O primeiro narra de forma excepcional o assassinato da socialite Ângela Diniz por seu namorado à época, Doca Street, numa casa na Praia dos Ossos, em Búzios. O mais chocante é pensar que, se em 1976 uma mulher podia ser morta com tiros no rosto apenas por ser sedutora e livre (com a absolvição do criminoso confesso por enorme parte da mídia e da opinião pública), em 2020 evoluímos muito pouco. Nunca foi tão importante falar sobre o feminicídio no país —casos cresceram 22% durante os primeiros meses da pandemia.

O trabalho de apuração e pesquisa incansável e a riqueza de detalhes não tornam a história longa ou confusa. Muito pelo contrário: você devora cada palavra narrada por Branca Vianna como se estivesse diante de uma obra literária bastante refinada. Ou, melhor dizendo, ouvir um roteiro desses equivale a assistir aos melhores filmes ou ler os principais livros da atualidade.
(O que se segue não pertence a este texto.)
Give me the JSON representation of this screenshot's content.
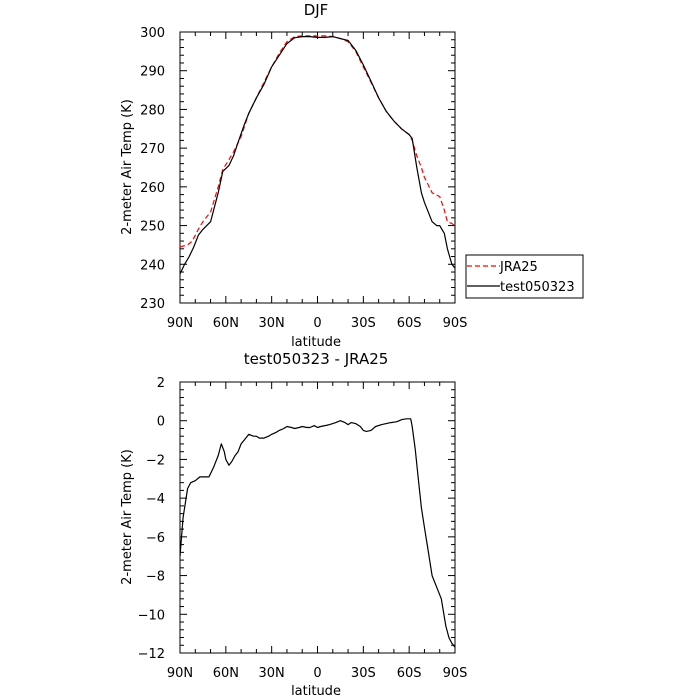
{
  "chart_data": [
    {
      "type": "line",
      "title": "DJF",
      "xlabel": "latitude",
      "ylabel": "2-meter Air Temp (K)",
      "xlim": [
        90,
        -90
      ],
      "ylim": [
        230,
        300
      ],
      "xticks": [
        90,
        60,
        30,
        0,
        -30,
        -60,
        -90
      ],
      "xtick_labels": [
        "90N",
        "60N",
        "30N",
        "0",
        "30S",
        "60S",
        "90S"
      ],
      "yticks": [
        230,
        240,
        250,
        260,
        270,
        280,
        290,
        300
      ],
      "grid": false,
      "legend": {
        "placement": "right",
        "entries": [
          "JRA25",
          "test050323"
        ]
      },
      "series": [
        {
          "name": "JRA25",
          "color": "#ff0000",
          "dash": "dashed",
          "x": [
            90,
            85,
            82,
            78,
            75,
            70,
            65,
            62,
            58,
            55,
            50,
            45,
            40,
            35,
            30,
            25,
            20,
            15,
            10,
            5,
            0,
            -5,
            -10,
            -15,
            -20,
            -25,
            -30,
            -35,
            -40,
            -45,
            -50,
            -55,
            -60,
            -62,
            -65,
            -68,
            -70,
            -75,
            -77,
            -80,
            -83,
            -85,
            -88,
            -90
          ],
          "y": [
            244.5,
            245,
            246,
            249,
            251,
            253.5,
            260,
            264.5,
            267,
            269,
            273,
            279,
            283,
            287,
            291,
            294.5,
            297.5,
            298.8,
            299,
            299,
            299,
            299,
            298.8,
            298.3,
            297.5,
            295,
            291,
            287,
            283,
            279.5,
            277,
            275,
            273.5,
            272,
            268,
            265,
            262.5,
            258.5,
            258,
            257.5,
            254,
            251,
            250.5,
            250
          ]
        },
        {
          "name": "test050323",
          "color": "#000000",
          "dash": "solid",
          "x": [
            90,
            87,
            84,
            81,
            78,
            75,
            70,
            65,
            62,
            58,
            55,
            52,
            48,
            45,
            40,
            35,
            30,
            25,
            20,
            15,
            10,
            5,
            0,
            -5,
            -10,
            -15,
            -20,
            -25,
            -30,
            -35,
            -40,
            -45,
            -50,
            -55,
            -60,
            -62,
            -65,
            -68,
            -70,
            -75,
            -78,
            -80,
            -83,
            -85,
            -88,
            -90
          ],
          "y": [
            237.5,
            240,
            242,
            244.5,
            247.5,
            249,
            251,
            258.5,
            264,
            265.5,
            268,
            271.5,
            276,
            279,
            283,
            286.5,
            291,
            294,
            297,
            298.5,
            298.8,
            298.8,
            298.6,
            298.6,
            298.8,
            298.3,
            297.8,
            295.3,
            291.5,
            287.3,
            283,
            279.5,
            277,
            275,
            273.5,
            272.5,
            265,
            258.5,
            256,
            251,
            250,
            250,
            248,
            244,
            240,
            239
          ]
        }
      ]
    },
    {
      "type": "line",
      "title": "test050323 - JRA25",
      "xlabel": "latitude",
      "ylabel": "2-meter Air Temp (K)",
      "xlim": [
        90,
        -90
      ],
      "ylim": [
        -12,
        2
      ],
      "xticks": [
        90,
        60,
        30,
        0,
        -30,
        -60,
        -90
      ],
      "xtick_labels": [
        "90N",
        "60N",
        "30N",
        "0",
        "30S",
        "60S",
        "90S"
      ],
      "yticks": [
        -12,
        -10,
        -8,
        -6,
        -4,
        -2,
        0,
        2
      ],
      "grid": false,
      "series": [
        {
          "color": "#000000",
          "dash": "solid",
          "x": [
            90,
            88,
            85,
            83,
            80,
            77,
            74,
            71,
            68,
            65,
            63,
            61,
            60,
            58,
            56,
            54,
            52,
            50,
            48,
            45,
            42,
            40,
            38,
            35,
            32,
            30,
            27,
            25,
            22,
            20,
            17,
            15,
            12,
            10,
            7,
            5,
            2,
            0,
            -2,
            -5,
            -8,
            -12,
            -15,
            -18,
            -20,
            -22,
            -25,
            -28,
            -30,
            -32,
            -35,
            -38,
            -42,
            -45,
            -48,
            -52,
            -55,
            -58,
            -61,
            -62,
            -64,
            -66,
            -68,
            -70,
            -72,
            -75,
            -78,
            -81,
            -84,
            -86,
            -88,
            -90
          ],
          "y": [
            -7,
            -5,
            -3.5,
            -3.2,
            -3.1,
            -2.9,
            -2.9,
            -2.9,
            -2.4,
            -1.8,
            -1.2,
            -1.6,
            -2,
            -2.3,
            -2.1,
            -1.8,
            -1.6,
            -1.2,
            -1,
            -0.7,
            -0.8,
            -0.8,
            -0.9,
            -0.9,
            -0.8,
            -0.7,
            -0.6,
            -0.5,
            -0.4,
            -0.3,
            -0.35,
            -0.4,
            -0.35,
            -0.3,
            -0.35,
            -0.35,
            -0.25,
            -0.35,
            -0.3,
            -0.25,
            -0.2,
            -0.1,
            0,
            -0.1,
            -0.2,
            -0.1,
            -0.15,
            -0.3,
            -0.5,
            -0.55,
            -0.5,
            -0.3,
            -0.2,
            -0.15,
            -0.1,
            -0.05,
            0.05,
            0.1,
            0.1,
            -0.3,
            -1.5,
            -3,
            -4.5,
            -5.5,
            -6.5,
            -8,
            -8.6,
            -9.2,
            -10.6,
            -11.2,
            -11.5,
            -11.7
          ]
        }
      ]
    }
  ]
}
Até a data desta publicação, só estão disponíveis os primeiros três episódios, lançados aos sábados, e eu já estou extremamente ansiosa para os próximos cinco.
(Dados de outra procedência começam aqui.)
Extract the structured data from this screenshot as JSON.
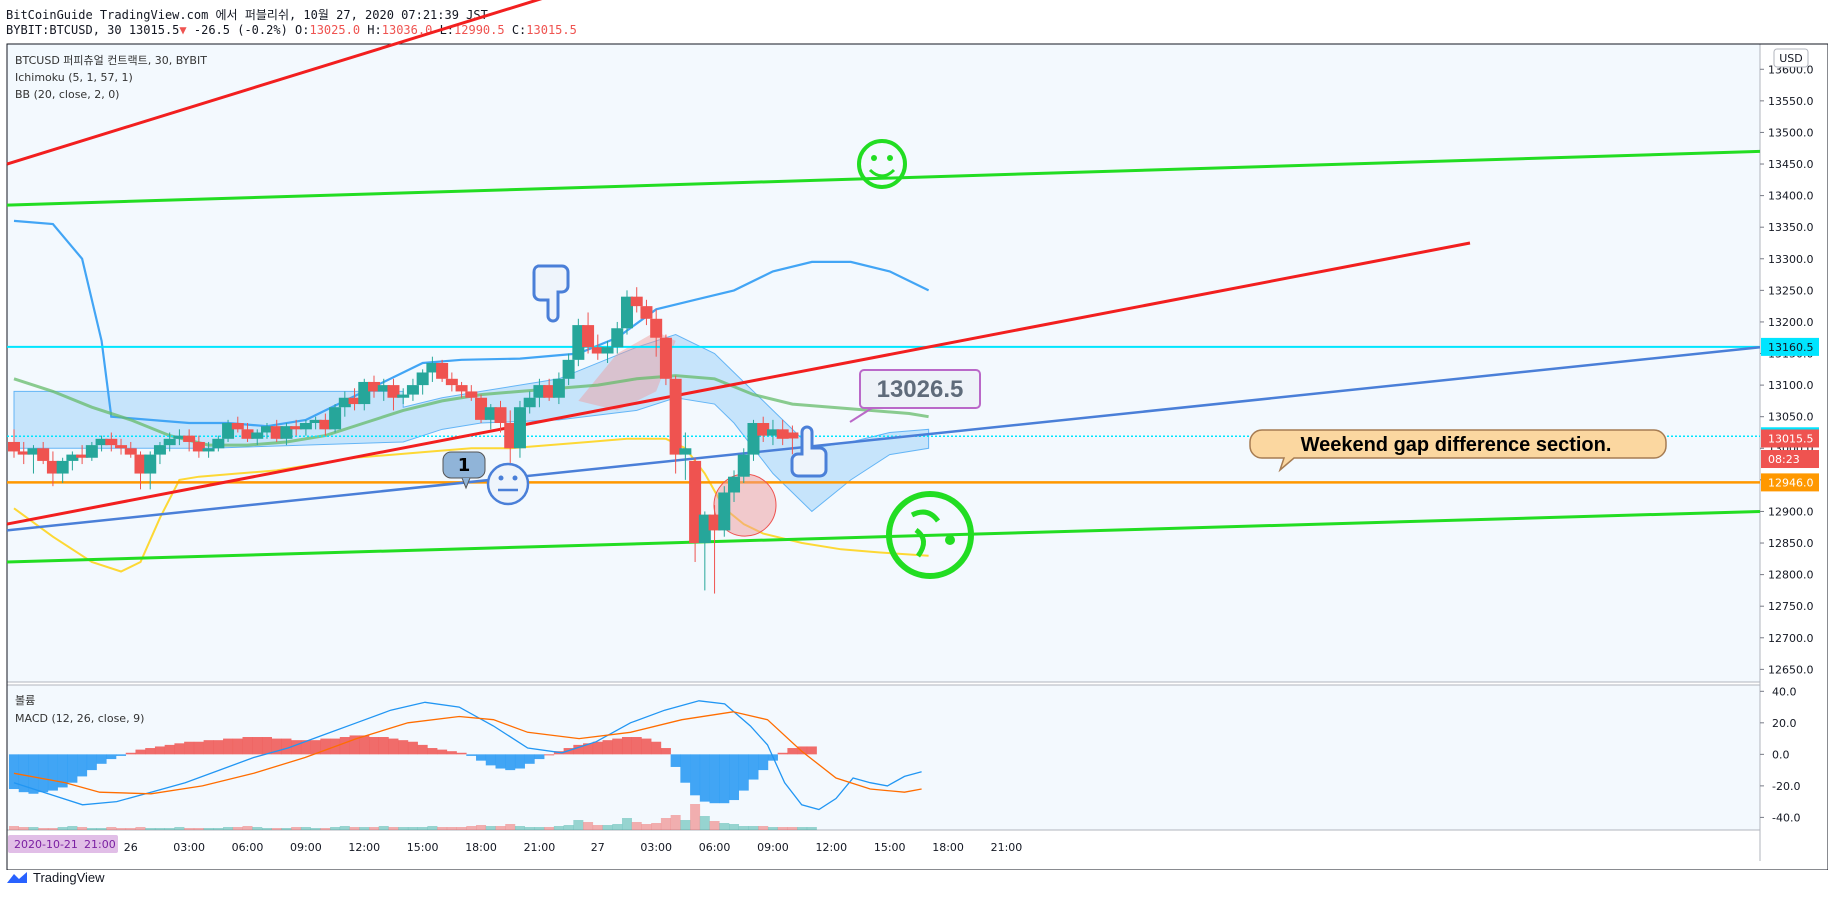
{
  "header": {
    "line1_prefix": "BitCoinGuide TradingView.com 에서 퍼블리쉬, 10월 27, 2020 07:21:39 JST",
    "symbol": "BYBIT:BTCUSD, 30",
    "last": "13015.5",
    "change_arrow": "▼",
    "change": "-26.5 (-0.2%)",
    "o_label": "O:",
    "o": "13025.0",
    "h_label": "H:",
    "h": "13036.0",
    "l_label": "L:",
    "l": "12990.5",
    "c_label": "C:",
    "c": "13015.5"
  },
  "legend": {
    "title": "BTCUSD 퍼피츄얼 컨트랙트, 30, BYBIT",
    "ichimoku": "Ichimoku (5, 1, 57, 1)",
    "bb": "BB (20, close, 2, 0)",
    "volume": "볼륨",
    "macd": "MACD (12, 26, close, 9)"
  },
  "currency_badge": "USD",
  "annotations": {
    "price_callout": "13026.5",
    "weekend_note": "Weekend gap difference section.",
    "number_bubble": "1"
  },
  "price_labels": [
    {
      "text": "13160.5",
      "value": 13160.5,
      "color": "#00e5ff"
    },
    {
      "text": "13019.0",
      "value": 13019.0,
      "color": "#00e5ff"
    },
    {
      "text": "13015.5",
      "value": 13015.5,
      "color": "#ef5350"
    },
    {
      "text": "08:23",
      "value": 12983,
      "color": "#ef5350"
    },
    {
      "text": "12946.0",
      "value": 12946.0,
      "color": "#ff9800"
    }
  ],
  "date_badge": "2020-10-21",
  "time_badge": "21:00",
  "brand": "TradingView",
  "colors": {
    "up": "#26a69a",
    "down": "#ef5350",
    "bb": "#42a5f5",
    "cloud": "#90caf9",
    "kijun": "#66bb6a",
    "tenkan": "#ffeb3b",
    "macd": "#2196f3",
    "signal": "#ff6d00"
  },
  "chart_data": {
    "type": "candlestick",
    "symbol": "BTCUSD",
    "interval": "30",
    "y_axis": {
      "ticks": [
        13600,
        13550,
        13500,
        13450,
        13400,
        13350,
        13300,
        13250,
        13200,
        13150,
        13100,
        13050,
        13000,
        12950,
        12900,
        12850,
        12800,
        12750,
        12700,
        12650
      ],
      "tick_labels": [
        "13600.0",
        "13550.0",
        "13500.0",
        "13450.0",
        "13400.0",
        "13350.0",
        "13300.0",
        "13250.0",
        "13200.0",
        "13150.0",
        "13100.0",
        "13050.0",
        "13000.0",
        "12950.0",
        "12900.0",
        "12850.0",
        "12800.0",
        "12750.0",
        "12700.0",
        "12650.0"
      ],
      "range": [
        12630,
        13640
      ]
    },
    "macd_axis": {
      "ticks": [
        40,
        20,
        0,
        -20,
        -40
      ],
      "tick_labels": [
        "40.0",
        "20.0",
        "0.0",
        "-20.0",
        "-40.0"
      ],
      "range": [
        -48,
        44
      ]
    },
    "x_axis": {
      "labels": [
        "26",
        "03:00",
        "06:00",
        "09:00",
        "12:00",
        "15:00",
        "18:00",
        "21:00",
        "27",
        "03:00",
        "06:00",
        "09:00",
        "12:00",
        "15:00",
        "18:00",
        "21:00"
      ],
      "positions": [
        12,
        18,
        24,
        30,
        36,
        42,
        48,
        54,
        60,
        66,
        72,
        78,
        84,
        90,
        96,
        102
      ]
    },
    "candles": [
      [
        13010,
        13030,
        12985,
        12995
      ],
      [
        12995,
        13010,
        12975,
        12990
      ],
      [
        12990,
        13005,
        12960,
        13000
      ],
      [
        13000,
        13010,
        12975,
        12980
      ],
      [
        12980,
        12995,
        12940,
        12960
      ],
      [
        12960,
        12985,
        12945,
        12980
      ],
      [
        12980,
        12995,
        12965,
        12990
      ],
      [
        12990,
        13005,
        12975,
        12985
      ],
      [
        12985,
        13010,
        12980,
        13005
      ],
      [
        13005,
        13020,
        12995,
        13015
      ],
      [
        13015,
        13025,
        12995,
        13005
      ],
      [
        13005,
        13015,
        12990,
        13000
      ],
      [
        13000,
        13010,
        12985,
        12990
      ],
      [
        12990,
        12995,
        12935,
        12960
      ],
      [
        12960,
        12995,
        12935,
        12990
      ],
      [
        12990,
        13010,
        12975,
        13005
      ],
      [
        13005,
        13025,
        12995,
        13015
      ],
      [
        13015,
        13030,
        13005,
        13020
      ],
      [
        13020,
        13030,
        12995,
        13010
      ],
      [
        13010,
        13020,
        12985,
        12995
      ],
      [
        12995,
        13010,
        12985,
        13000
      ],
      [
        13000,
        13020,
        12995,
        13015
      ],
      [
        13015,
        13045,
        13010,
        13040
      ],
      [
        13040,
        13050,
        13025,
        13030
      ],
      [
        13030,
        13040,
        13010,
        13015
      ],
      [
        13015,
        13030,
        13005,
        13025
      ],
      [
        13025,
        13040,
        13015,
        13035
      ],
      [
        13035,
        13045,
        13010,
        13015
      ],
      [
        13015,
        13040,
        13005,
        13035
      ],
      [
        13035,
        13045,
        13020,
        13030
      ],
      [
        13030,
        13045,
        13020,
        13040
      ],
      [
        13040,
        13050,
        13030,
        13045
      ],
      [
        13045,
        13055,
        13020,
        13030
      ],
      [
        13030,
        13070,
        13025,
        13065
      ],
      [
        13065,
        13090,
        13050,
        13080
      ],
      [
        13080,
        13095,
        13060,
        13070
      ],
      [
        13070,
        13110,
        13060,
        13105
      ],
      [
        13105,
        13115,
        13080,
        13090
      ],
      [
        13090,
        13110,
        13075,
        13100
      ],
      [
        13100,
        13110,
        13060,
        13080
      ],
      [
        13080,
        13095,
        13070,
        13085
      ],
      [
        13085,
        13110,
        13075,
        13100
      ],
      [
        13100,
        13125,
        13085,
        13120
      ],
      [
        13120,
        13145,
        13105,
        13135
      ],
      [
        13135,
        13140,
        13105,
        13110
      ],
      [
        13110,
        13120,
        13090,
        13100
      ],
      [
        13100,
        13105,
        13080,
        13090
      ],
      [
        13090,
        13100,
        13075,
        13080
      ],
      [
        13080,
        13085,
        13040,
        13045
      ],
      [
        13045,
        13070,
        13030,
        13065
      ],
      [
        13065,
        13075,
        13025,
        13040
      ],
      [
        13040,
        13060,
        12975,
        13000
      ],
      [
        13000,
        13075,
        12985,
        13065
      ],
      [
        13065,
        13090,
        13055,
        13080
      ],
      [
        13080,
        13110,
        13065,
        13100
      ],
      [
        13100,
        13110,
        13075,
        13080
      ],
      [
        13080,
        13120,
        13070,
        13110
      ],
      [
        13110,
        13150,
        13100,
        13140
      ],
      [
        13140,
        13205,
        13130,
        13195
      ],
      [
        13195,
        13215,
        13150,
        13160
      ],
      [
        13160,
        13180,
        13140,
        13150
      ],
      [
        13150,
        13170,
        13135,
        13160
      ],
      [
        13160,
        13200,
        13150,
        13190
      ],
      [
        13190,
        13250,
        13180,
        13240
      ],
      [
        13240,
        13255,
        13215,
        13225
      ],
      [
        13225,
        13235,
        13195,
        13205
      ],
      [
        13205,
        13220,
        13145,
        13175
      ],
      [
        13175,
        13180,
        13100,
        13110
      ],
      [
        13110,
        13115,
        12960,
        12990
      ],
      [
        12990,
        13025,
        12950,
        13000
      ],
      [
        12980,
        12985,
        12820,
        12850
      ],
      [
        12850,
        12900,
        12775,
        12895
      ],
      [
        12895,
        12910,
        12770,
        12870
      ],
      [
        12870,
        12940,
        12860,
        12930
      ],
      [
        12930,
        12965,
        12915,
        12955
      ],
      [
        12955,
        13000,
        12945,
        12990
      ],
      [
        12990,
        13045,
        12980,
        13040
      ],
      [
        13040,
        13050,
        13010,
        13020
      ],
      [
        13020,
        13045,
        13005,
        13030
      ],
      [
        13030,
        13045,
        13005,
        13015
      ],
      [
        13025,
        13036,
        12990.5,
        13015.5
      ]
    ],
    "bb_upper": [
      [
        0,
        13360
      ],
      [
        4,
        13355
      ],
      [
        7,
        13300
      ],
      [
        9,
        13170
      ],
      [
        10,
        13050
      ],
      [
        14,
        13045
      ],
      [
        18,
        13040
      ],
      [
        22,
        13040
      ],
      [
        26,
        13035
      ],
      [
        30,
        13045
      ],
      [
        34,
        13075
      ],
      [
        38,
        13105
      ],
      [
        42,
        13135
      ],
      [
        46,
        13140
      ],
      [
        52,
        13142
      ],
      [
        58,
        13150
      ],
      [
        62,
        13175
      ],
      [
        66,
        13220
      ],
      [
        70,
        13235
      ],
      [
        74,
        13250
      ],
      [
        78,
        13280
      ],
      [
        82,
        13295
      ],
      [
        86,
        13295
      ],
      [
        90,
        13280
      ],
      [
        94,
        13250
      ]
    ],
    "bb_lower": [
      [
        0,
        12905
      ],
      [
        4,
        12860
      ],
      [
        8,
        12820
      ],
      [
        11,
        12805
      ],
      [
        13,
        12820
      ],
      [
        15,
        12890
      ],
      [
        17,
        12950
      ],
      [
        19,
        12955
      ],
      [
        23,
        12960
      ],
      [
        27,
        12965
      ],
      [
        31,
        12975
      ],
      [
        35,
        12985
      ],
      [
        39,
        12990
      ],
      [
        43,
        12995
      ],
      [
        47,
        13000
      ],
      [
        51,
        13000
      ],
      [
        55,
        13005
      ],
      [
        59,
        13010
      ],
      [
        63,
        13015
      ],
      [
        67,
        13015
      ],
      [
        69,
        13000
      ],
      [
        71,
        12960
      ],
      [
        73,
        12905
      ],
      [
        75,
        12880
      ],
      [
        77,
        12865
      ],
      [
        81,
        12850
      ],
      [
        85,
        12840
      ],
      [
        89,
        12835
      ],
      [
        94,
        12830
      ]
    ],
    "kijun": [
      [
        0,
        13110
      ],
      [
        4,
        13090
      ],
      [
        8,
        13065
      ],
      [
        12,
        13045
      ],
      [
        16,
        13020
      ],
      [
        20,
        13005
      ],
      [
        24,
        13005
      ],
      [
        28,
        13010
      ],
      [
        32,
        13020
      ],
      [
        36,
        13040
      ],
      [
        40,
        13060
      ],
      [
        44,
        13075
      ],
      [
        48,
        13085
      ],
      [
        52,
        13090
      ],
      [
        56,
        13095
      ],
      [
        60,
        13100
      ],
      [
        64,
        13110
      ],
      [
        68,
        13115
      ],
      [
        72,
        13110
      ],
      [
        76,
        13085
      ],
      [
        80,
        13070
      ],
      [
        84,
        13065
      ],
      [
        88,
        13060
      ],
      [
        92,
        13055
      ],
      [
        94,
        13050
      ]
    ],
    "cloud_top": [
      [
        0,
        13090
      ],
      [
        20,
        13090
      ],
      [
        40,
        13090
      ],
      [
        40,
        13065
      ],
      [
        44,
        13080
      ],
      [
        48,
        13090
      ],
      [
        56,
        13110
      ],
      [
        64,
        13160
      ],
      [
        68,
        13180
      ],
      [
        72,
        13150
      ],
      [
        74,
        13120
      ],
      [
        78,
        13060
      ],
      [
        82,
        13000
      ],
      [
        86,
        13010
      ],
      [
        90,
        13025
      ],
      [
        94,
        13030
      ]
    ],
    "cloud_bottom": [
      [
        0,
        13000
      ],
      [
        20,
        13000
      ],
      [
        40,
        13010
      ],
      [
        40,
        13010
      ],
      [
        44,
        13030
      ],
      [
        48,
        13040
      ],
      [
        56,
        13045
      ],
      [
        64,
        13060
      ],
      [
        68,
        13080
      ],
      [
        72,
        13070
      ],
      [
        74,
        13040
      ],
      [
        78,
        12960
      ],
      [
        82,
        12900
      ],
      [
        86,
        12950
      ],
      [
        90,
        12990
      ],
      [
        94,
        13000
      ]
    ],
    "macd_hist": [
      -22,
      -24,
      -25,
      -24,
      -23,
      -21,
      -18,
      -14,
      -10,
      -6,
      -3,
      -1,
      1,
      3,
      4,
      5,
      6,
      7,
      8,
      8,
      9,
      9,
      10,
      10,
      11,
      11,
      11,
      10,
      10,
      9,
      9,
      9,
      10,
      10,
      11,
      12,
      12,
      11,
      11,
      10,
      9,
      8,
      6,
      4,
      3,
      2,
      1,
      -1,
      -4,
      -7,
      -9,
      -10,
      -9,
      -6,
      -3,
      0,
      2,
      4,
      6,
      7,
      8,
      9,
      10,
      11,
      11,
      10,
      8,
      4,
      -8,
      -18,
      -26,
      -30,
      -31,
      -31,
      -29,
      -23,
      -16,
      -10,
      -4,
      1,
      4,
      5,
      5
    ],
    "macd_line": [
      [
        0,
        -18
      ],
      [
        4,
        -25
      ],
      [
        8,
        -32
      ],
      [
        12,
        -30
      ],
      [
        16,
        -24
      ],
      [
        20,
        -18
      ],
      [
        24,
        -10
      ],
      [
        28,
        -2
      ],
      [
        32,
        4
      ],
      [
        36,
        12
      ],
      [
        40,
        20
      ],
      [
        44,
        28
      ],
      [
        48,
        33
      ],
      [
        52,
        30
      ],
      [
        56,
        18
      ],
      [
        60,
        4
      ],
      [
        64,
        1
      ],
      [
        68,
        8
      ],
      [
        72,
        20
      ],
      [
        76,
        28
      ],
      [
        80,
        34
      ],
      [
        83,
        32
      ],
      [
        86,
        18
      ],
      [
        88,
        6
      ],
      [
        90,
        -18
      ],
      [
        92,
        -32
      ],
      [
        94,
        -35
      ],
      [
        96,
        -28
      ],
      [
        98,
        -15
      ],
      [
        100,
        -18
      ],
      [
        102,
        -20
      ],
      [
        104,
        -14
      ],
      [
        106,
        -11
      ]
    ],
    "signal_line": [
      [
        0,
        -12
      ],
      [
        6,
        -18
      ],
      [
        10,
        -24
      ],
      [
        16,
        -25
      ],
      [
        22,
        -20
      ],
      [
        28,
        -12
      ],
      [
        34,
        -2
      ],
      [
        40,
        10
      ],
      [
        46,
        20
      ],
      [
        52,
        24
      ],
      [
        56,
        22
      ],
      [
        60,
        14
      ],
      [
        66,
        10
      ],
      [
        72,
        14
      ],
      [
        78,
        22
      ],
      [
        84,
        27
      ],
      [
        88,
        22
      ],
      [
        92,
        2
      ],
      [
        96,
        -15
      ],
      [
        100,
        -22
      ],
      [
        104,
        -24
      ],
      [
        106,
        -22
      ]
    ],
    "volume": [
      4,
      3,
      3,
      2,
      2,
      3,
      4,
      3,
      2,
      2,
      3,
      2,
      2,
      3,
      2,
      2,
      2,
      3,
      2,
      2,
      2,
      2,
      3,
      3,
      4,
      3,
      2,
      2,
      2,
      3,
      3,
      2,
      2,
      3,
      4,
      3,
      3,
      3,
      4,
      3,
      3,
      3,
      3,
      4,
      3,
      3,
      3,
      4,
      5,
      4,
      4,
      6,
      4,
      3,
      3,
      3,
      4,
      5,
      10,
      8,
      5,
      5,
      6,
      12,
      8,
      6,
      7,
      12,
      15,
      10,
      26,
      14,
      9,
      7,
      6,
      4,
      4,
      4,
      3,
      3,
      3,
      3,
      3
    ]
  }
}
“Vinte Mil Léguas” pretende ler os cientistas como escritores, e em sua temporada de estreia trata da obra que fundou a ciência moderna: “A Origem das Espécies” (1859), de Charles Darwin. O nome do podcast é uma homenagem ao livro “Vinte Mil Léguas Submarinas”, de Júlio Verne, mais precisamente a uma história acerca desse trabalho de Darwin: quando o editor o publicou, disse que era chegada a hora de a ciência tomar o seu lugar no campo literário.

Nas vozes meditativas das apresentadoras e roteiristas Leda Cartum e Sofia Nestrovski (a ideia original é também da Fernanda Diamant) a gente viaja ao redor do mundo e das principais descobertas científicas do século 19. Mas se engana quem pensa que é um roteiro sobre batatas que demoram para cozinhar ou bichos-preguiça gigantes. Através de Darwin compreendemos melhor Adão e Eva, o racismo e até o surgimento de algumas doenças. Aprendemos tanto, mas tanto, que ficamos sabendo até que o seu avô misturava botânica com contos eróticos.

Para quem perdeu o bonde da explicação sobre o nome desta coluna, ou não se ateve ao trocadilho “é coisa fina”, aqui vai de novo: a meta é provar que é possível ler um livro com até 200 páginas por semana. E é o que tenho feito nos últimos 10 meses. Mesmo com pandemia, filha pequena, minha formação em psicanálise, outra coluna neste mesmo jornal, dois podcasts e meu emprego como roteirista de TV.

O cansaço existe, mas o prazer de ostentar em minha estante volumes que de fato FORAM LIDOS —e não apenas distribuídos por cor para fazer fotos instagramáveis— é enorme. Estou aqui num trabalho árduo contra a enxaqueca e sempre a favor dos livros (e dos podcasts também!).